Je le vis pâlir, chose à laquelle je n’étais pas habituée. Il murmura quelque chose que je ne compris pas, puis glissa sa main dans un sac qu’il avait à sa droite. Il en sorti une enveloppe épaisse qui avait vécu, elle était tachée et froissée. Il n’y avait aucune inscription dessus, mais je reconnus sans peine le papier que j’avais l’habitude d’utiliser pour mon propre courrier.


- Ton ami est venu ici, il m’a dit que ceci était pour toi et que je devrais te le donner si tu demandais à voir la Dame.
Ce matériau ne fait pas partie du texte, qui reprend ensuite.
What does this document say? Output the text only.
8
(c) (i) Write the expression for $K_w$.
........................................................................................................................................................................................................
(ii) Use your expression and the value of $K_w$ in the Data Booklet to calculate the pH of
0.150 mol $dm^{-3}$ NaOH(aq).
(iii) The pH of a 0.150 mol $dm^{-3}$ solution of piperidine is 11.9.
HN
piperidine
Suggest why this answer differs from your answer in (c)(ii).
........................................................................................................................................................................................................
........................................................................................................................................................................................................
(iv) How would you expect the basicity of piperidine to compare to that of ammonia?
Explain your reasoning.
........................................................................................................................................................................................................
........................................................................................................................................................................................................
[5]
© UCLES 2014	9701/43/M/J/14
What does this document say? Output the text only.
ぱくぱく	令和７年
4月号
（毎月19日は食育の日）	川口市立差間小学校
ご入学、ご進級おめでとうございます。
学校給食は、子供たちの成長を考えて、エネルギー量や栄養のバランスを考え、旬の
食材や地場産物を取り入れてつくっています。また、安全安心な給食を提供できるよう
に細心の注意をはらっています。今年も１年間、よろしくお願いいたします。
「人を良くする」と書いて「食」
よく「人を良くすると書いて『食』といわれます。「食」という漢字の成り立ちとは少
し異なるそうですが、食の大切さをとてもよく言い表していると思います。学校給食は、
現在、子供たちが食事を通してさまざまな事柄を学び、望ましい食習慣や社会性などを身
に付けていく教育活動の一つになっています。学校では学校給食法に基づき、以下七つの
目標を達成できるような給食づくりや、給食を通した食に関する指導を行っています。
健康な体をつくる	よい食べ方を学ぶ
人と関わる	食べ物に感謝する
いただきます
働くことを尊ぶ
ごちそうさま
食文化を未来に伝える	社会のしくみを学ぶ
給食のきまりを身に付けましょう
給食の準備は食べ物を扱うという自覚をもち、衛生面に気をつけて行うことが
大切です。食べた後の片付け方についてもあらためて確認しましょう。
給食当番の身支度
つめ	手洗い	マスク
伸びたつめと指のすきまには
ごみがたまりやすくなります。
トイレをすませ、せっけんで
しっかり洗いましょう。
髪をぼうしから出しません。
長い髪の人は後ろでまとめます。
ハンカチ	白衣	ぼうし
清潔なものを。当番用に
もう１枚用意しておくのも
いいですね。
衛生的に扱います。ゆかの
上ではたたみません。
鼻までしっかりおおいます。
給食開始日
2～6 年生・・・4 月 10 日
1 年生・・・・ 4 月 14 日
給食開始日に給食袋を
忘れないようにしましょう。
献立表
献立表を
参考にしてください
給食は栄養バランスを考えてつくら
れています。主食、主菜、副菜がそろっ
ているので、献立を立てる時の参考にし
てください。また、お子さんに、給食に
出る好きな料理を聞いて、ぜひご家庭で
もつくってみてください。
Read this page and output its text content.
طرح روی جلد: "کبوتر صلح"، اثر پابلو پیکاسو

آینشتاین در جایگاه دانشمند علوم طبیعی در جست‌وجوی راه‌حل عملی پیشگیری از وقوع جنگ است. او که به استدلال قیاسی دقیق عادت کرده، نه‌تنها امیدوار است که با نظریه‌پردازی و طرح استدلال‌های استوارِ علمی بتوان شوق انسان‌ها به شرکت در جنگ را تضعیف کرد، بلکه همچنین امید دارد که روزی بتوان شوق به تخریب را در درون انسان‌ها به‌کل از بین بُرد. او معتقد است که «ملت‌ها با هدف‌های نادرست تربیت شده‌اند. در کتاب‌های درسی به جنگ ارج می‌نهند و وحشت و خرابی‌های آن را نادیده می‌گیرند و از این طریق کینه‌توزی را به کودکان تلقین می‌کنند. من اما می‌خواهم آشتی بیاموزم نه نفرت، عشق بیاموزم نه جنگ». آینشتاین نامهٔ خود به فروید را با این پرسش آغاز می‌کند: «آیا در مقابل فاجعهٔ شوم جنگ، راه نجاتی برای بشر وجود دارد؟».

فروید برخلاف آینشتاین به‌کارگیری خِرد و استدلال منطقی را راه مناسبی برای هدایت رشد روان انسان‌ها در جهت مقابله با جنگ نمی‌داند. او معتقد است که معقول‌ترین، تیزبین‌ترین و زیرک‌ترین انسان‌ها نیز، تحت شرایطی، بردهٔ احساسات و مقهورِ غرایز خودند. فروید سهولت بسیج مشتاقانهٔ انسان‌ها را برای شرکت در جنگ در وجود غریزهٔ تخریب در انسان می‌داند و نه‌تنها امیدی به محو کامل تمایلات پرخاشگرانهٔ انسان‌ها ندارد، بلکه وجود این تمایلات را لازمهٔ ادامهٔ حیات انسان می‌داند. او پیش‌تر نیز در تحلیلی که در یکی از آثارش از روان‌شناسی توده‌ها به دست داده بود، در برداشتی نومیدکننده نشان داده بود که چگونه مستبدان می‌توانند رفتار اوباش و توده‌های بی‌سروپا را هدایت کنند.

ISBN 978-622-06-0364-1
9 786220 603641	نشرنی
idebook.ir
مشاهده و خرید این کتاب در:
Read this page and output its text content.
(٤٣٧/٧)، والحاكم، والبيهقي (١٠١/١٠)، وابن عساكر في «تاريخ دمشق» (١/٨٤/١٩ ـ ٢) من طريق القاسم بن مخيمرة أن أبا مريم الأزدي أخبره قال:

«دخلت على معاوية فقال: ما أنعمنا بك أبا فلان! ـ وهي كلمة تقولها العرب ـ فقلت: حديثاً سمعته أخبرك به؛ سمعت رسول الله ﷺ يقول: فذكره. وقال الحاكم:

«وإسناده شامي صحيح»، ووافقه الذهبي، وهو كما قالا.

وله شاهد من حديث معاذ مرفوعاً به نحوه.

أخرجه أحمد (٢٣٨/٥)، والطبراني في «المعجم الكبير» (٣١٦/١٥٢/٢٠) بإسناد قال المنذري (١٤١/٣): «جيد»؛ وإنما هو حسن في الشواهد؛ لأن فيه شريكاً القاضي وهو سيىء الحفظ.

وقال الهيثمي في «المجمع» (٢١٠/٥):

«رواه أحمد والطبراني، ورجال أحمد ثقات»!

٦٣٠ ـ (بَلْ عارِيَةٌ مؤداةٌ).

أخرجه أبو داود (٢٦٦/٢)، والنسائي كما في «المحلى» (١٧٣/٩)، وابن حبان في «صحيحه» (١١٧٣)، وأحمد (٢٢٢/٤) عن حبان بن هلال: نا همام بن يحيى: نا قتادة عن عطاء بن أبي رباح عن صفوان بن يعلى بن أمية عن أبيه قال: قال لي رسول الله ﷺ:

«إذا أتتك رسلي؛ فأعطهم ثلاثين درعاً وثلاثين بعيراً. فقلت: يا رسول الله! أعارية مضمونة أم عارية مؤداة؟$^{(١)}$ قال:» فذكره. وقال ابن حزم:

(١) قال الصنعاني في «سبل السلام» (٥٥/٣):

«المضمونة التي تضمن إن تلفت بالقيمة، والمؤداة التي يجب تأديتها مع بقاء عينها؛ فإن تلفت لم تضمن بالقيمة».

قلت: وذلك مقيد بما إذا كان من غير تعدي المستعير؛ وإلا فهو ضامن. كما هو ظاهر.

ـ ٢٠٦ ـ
- Quel ami ? De quoi s’agit-il ?

- Ton ami Arlienon, il a dit que c’était important. Je ne sais pas ce que c’est, il a juste dit que c’était pour toi et que tu saurais quoi en faire.


Je lui pris la lettre des mains, je n’en avais aucun souvenir et me demandai pourquoi Arlienon n’avait rien dit. Il devait y avoir une raison.. Mais laquelle ?


- Il a ajouté que je ne devrais t’accorder mon aide que si tu revenais me voir une nouvelle fois.


Qu’avait-il en tête ? J’avais vu Arlienon de nombreuses fois depuis mon réveil et il ne m’avait parlé de rien. Lui avais-je demandé de se taire ?


- Je crois que tu devrais y aller.


J'acquiesçai. Il m’accompagna jusqu’à la porte et me regarda une dernière fois tandis que j’attrapai la bride de Fanyarë.


- Au fait. Ça te va bien.


Je lui souris en réponse et partis en direction de la taverne. L’enveloppe toujours en main, je me demandais pourquoi je ne m’en rappelais pas et ce que j’étais sensée en faire.